2. Tensor Operations¤

from minitorch import Tensor, cat, stack

a = Tensor([[1.0, 2.0], [3.0, 4.0]], requires_grad=True)

# reductions
print(a.mean())        # scalar mean
print(a.var())         # variance
print(a.min(axis=1))   # min along axis

# shape ops
b = a.unsqueeze(0)     # (1, 2, 2)
c = a.squeeze()        # removes size-1 dims
d = a.clamp(0, 3)      # clamp values

# concatenation
e = cat([a, a], axis=0)   # (4, 2)
f = stack([a, a], axis=0) # (2, 2, 2)

3. Module Subclassing¤

from minitorch import Module, Linear, ReLU, Tensor

class MyNet(Module):
    def __init__(self):
        super().__init__()
        self.fc1 = Linear(784, 128)
        self.relu = ReLU()
        self.fc2 = Linear(128, 10)

    def forward(self, x):
        return self.fc2(self.relu(self.fc1(x)))

model = MyNet()
print(len(model.parameters()))  # 4 (2 weights + 2 biases)

4. Functional API¤

import minitorch.functional as F
from minitorch import Tensor

x = Tensor([-1.0, 0.0, 1.0], requires_grad=True)
y = F.relu(x)         # [0, 0, 1]
z = F.softmax(x)      # normalized probabilities
w = F.log_softmax(x)  # numerically stable log-softmax

5. Training with no_grad and Gradient Clipping¤

from minitorch import no_grad, clip_grad_norm

# training loop
loss.backward()
clip_grad_norm(model.parameters(), max_norm=1.0)
optimizer.step()

# inference
model.eval()
with no_grad():
    predictions = model(test_data)

6. Learning Rate Scheduling¤

from minitorch import Adam, StepLR, CosineAnnealingLR

opt = Adam(model.parameters(), lr=0.01)

# drop lr by half every 10 epochs
scheduler = StepLR(opt, step_size=10, gamma=0.5)

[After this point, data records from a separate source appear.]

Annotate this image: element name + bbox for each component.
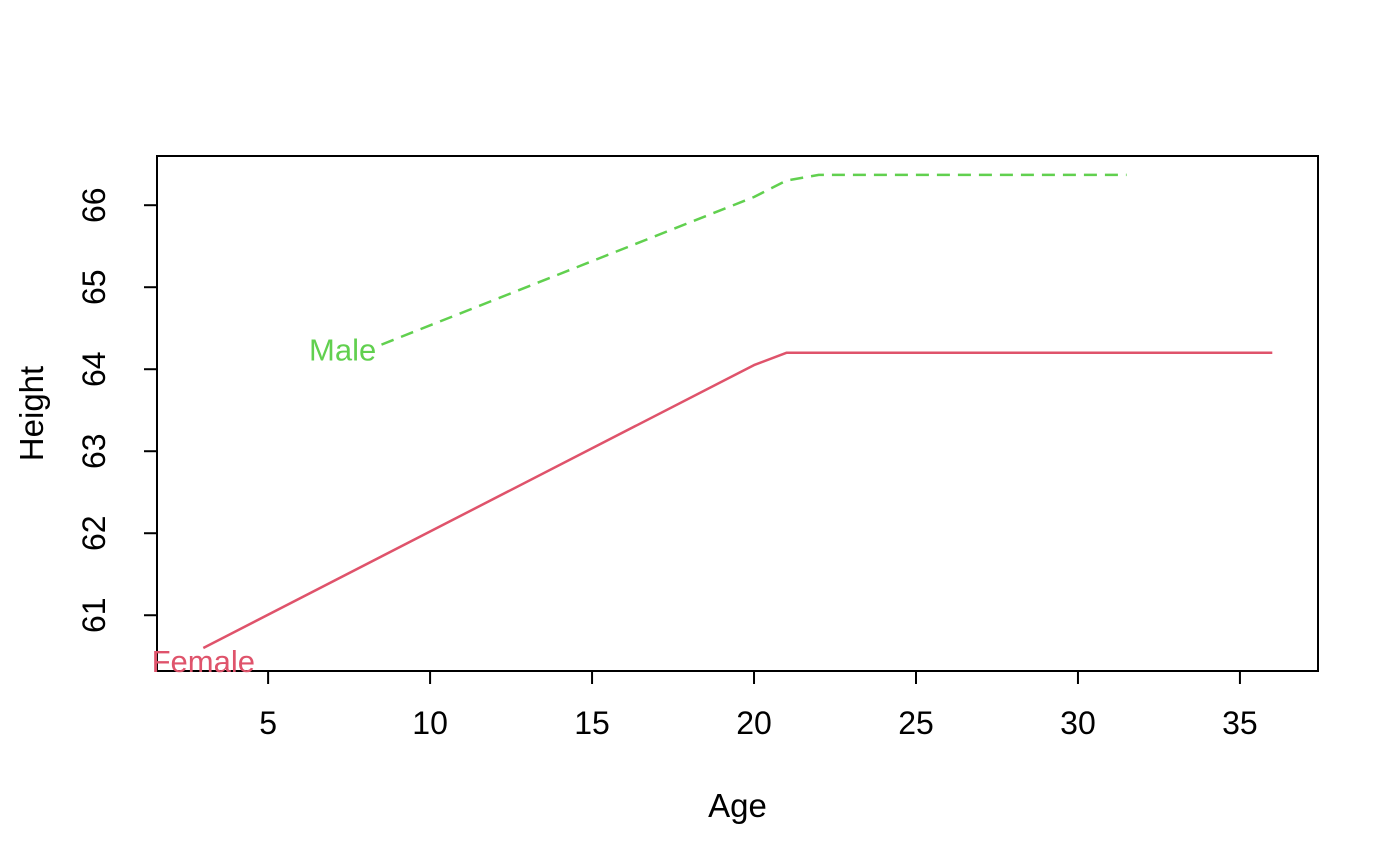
- plot-box: [156, 155, 1319, 672]
- x-axis-title: Age: [708, 787, 767, 824]
- series-line-female: [202, 351, 1273, 650]
- x-axis-tick-label: 25: [898, 705, 934, 741]
- x-axis-tick-label: 15: [574, 705, 610, 741]
- y-axis-tick-label: 65: [76, 269, 112, 305]
- y-axis-tick-label: 63: [76, 433, 112, 469]
- x-axis-tick-label: 10: [412, 705, 448, 741]
- x-axis-tick-label: 20: [736, 705, 772, 741]
- y-axis-tick-label: 61: [76, 597, 112, 633]
- x-axis-tick-label: 30: [1060, 705, 1096, 741]
- series-line-male: [381, 173, 1127, 346]
- y-axis-tick-label: 62: [76, 515, 112, 551]
- y-axis-tick-label: 64: [76, 351, 112, 387]
- series-label-male: Male: [309, 333, 376, 368]
- x-axis-tick-label: 5: [259, 705, 277, 741]
- y-axis-tick-label: 66: [76, 187, 112, 223]
- y-axis-title: Height: [13, 366, 50, 461]
- series-label-female: Female: [152, 644, 255, 679]
- x-axis-tick-label: 35: [1222, 705, 1258, 741]
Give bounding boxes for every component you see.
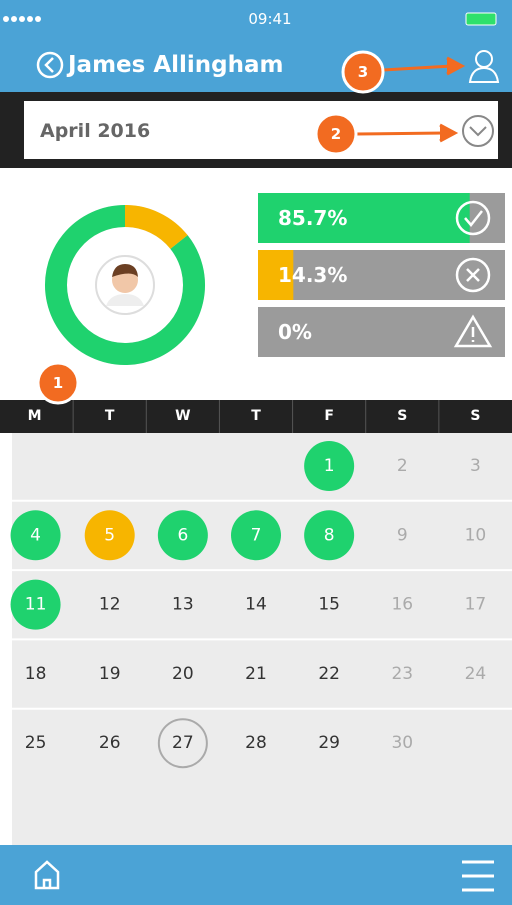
weekday-label: T <box>105 408 115 424</box>
day-number[interactable]: 27 <box>172 733 194 753</box>
stat-label: 0% <box>278 320 312 344</box>
weekday-label: S <box>397 408 407 424</box>
callout-number: 3 <box>358 63 368 81</box>
day-number[interactable]: 30 <box>391 733 413 753</box>
stat-label: 14.3% <box>278 263 347 287</box>
day-number[interactable]: 3 <box>470 456 481 476</box>
callout-number: 1 <box>53 374 63 392</box>
day-number[interactable]: 1 <box>324 456 335 476</box>
day-number[interactable]: 19 <box>99 664 121 684</box>
day-number[interactable]: 17 <box>465 595 487 615</box>
donut-segment <box>125 216 179 242</box>
day-number[interactable]: 2 <box>397 456 408 476</box>
day-number[interactable]: 28 <box>245 733 267 753</box>
day-number[interactable]: 8 <box>324 525 335 545</box>
weekday-label: F <box>324 408 334 424</box>
day-number[interactable]: 12 <box>99 595 121 615</box>
day-number[interactable]: 16 <box>391 595 413 615</box>
day-number[interactable]: 13 <box>172 595 194 615</box>
day-number[interactable]: 23 <box>391 664 413 684</box>
day-number[interactable]: 7 <box>251 525 262 545</box>
bottom-bar <box>0 845 512 905</box>
battery <box>466 13 496 25</box>
day-number[interactable]: 5 <box>104 525 115 545</box>
day-number[interactable]: 26 <box>99 733 121 753</box>
header-title: James Allingham <box>66 52 284 78</box>
day-number[interactable]: 25 <box>25 733 47 753</box>
page: 09:41 James Allingham April 2016 85.7%14… <box>0 0 512 905</box>
day-number[interactable]: 20 <box>172 664 194 684</box>
day-number[interactable]: 22 <box>318 664 340 684</box>
day-number[interactable]: 6 <box>177 525 188 545</box>
weekday-label: S <box>470 408 480 424</box>
weekday-label: T <box>251 408 261 424</box>
month-label: April 2016 <box>40 120 150 142</box>
weekday-label: W <box>175 408 190 424</box>
weekday-label: M <box>28 408 42 424</box>
status-time: 09:41 <box>248 10 291 28</box>
avatar <box>96 256 154 314</box>
day-number[interactable]: 18 <box>25 664 47 684</box>
stat-label: 85.7% <box>278 206 347 230</box>
callout-number: 2 <box>331 125 341 143</box>
day-number[interactable]: 10 <box>465 525 487 545</box>
app-screen: 09:41 James Allingham April 2016 85.7%14… <box>0 0 512 905</box>
day-number[interactable]: 14 <box>245 595 267 615</box>
day-number[interactable]: 15 <box>318 595 340 615</box>
day-number[interactable]: 24 <box>465 664 487 684</box>
day-number[interactable]: 29 <box>318 733 340 753</box>
day-number[interactable]: 11 <box>25 595 47 615</box>
day-number[interactable]: 4 <box>30 525 41 545</box>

# or decay smoothly with cosine
scheduler = CosineAnnealingLR(opt, T_max=50)

for epoch in range(50):
    # ... train ...
    scheduler.step()

7. Save and Load Models¤

import numpy as np

# save
state = model.state_dict()
np.savez("model.npz", **state)

# load into new model
model2 = MyNet()
data = np.load("model.npz")
model2.load_state_dict(dict(data))

8. CNN Example¤

from minitorch import Sequential, Conv2d, MaxPool2d, Flatten, Linear, ReLU

cnn = Sequential(
    Conv2d(1, 16, 3, padding=1),
    ReLU(),
    MaxPool2d(2),
    Flatten(),
    Linear(16 * 14 * 14, 10),
)

9. MNIST Demo¤

# MLP
uv run python mnist_example.py --model mlp --epochs 15

# CNN
uv run python mnist_example.py --model cnn --epochs 10 --n-train 2000

10. Binary Classification¤

from minitorch import Tensor, Linear, Sigmoid, bce_loss, Adam
import minitorch.functional as F

model = Linear(4, 1, init='xavier')
opt = Adam([model.weight, model.bias], lr=0.01)

x = Tensor(...)  # (batch, 4)
y = Tensor(...)  # (batch, 1), values 0 or 1

probs = F.sigmoid(model(x))
loss = bce_loss(probs, y)
opt.zero_grad()
loss.backward()
opt.step()

11. Visualizing the Graph¤

from minitorch import Tensor, draw_graph

x = Tensor(2.0, requires_grad=True)
y = x ** 2 + 3.0 * x

dot = draw_graph(y)
dot.render('graph', format='png')

Requires graphviz: uv pip install graphviz

12. Gradient Checking¤

from minitorch import Tensor, check_gradient

a = Tensor([1.0, 2.0, 3.0], requires_grad=True)
check_gradient(lambda: (a ** 2).sum(), [a])

13. Streamlit Playground¤

uv run --extra app streamlit run app.py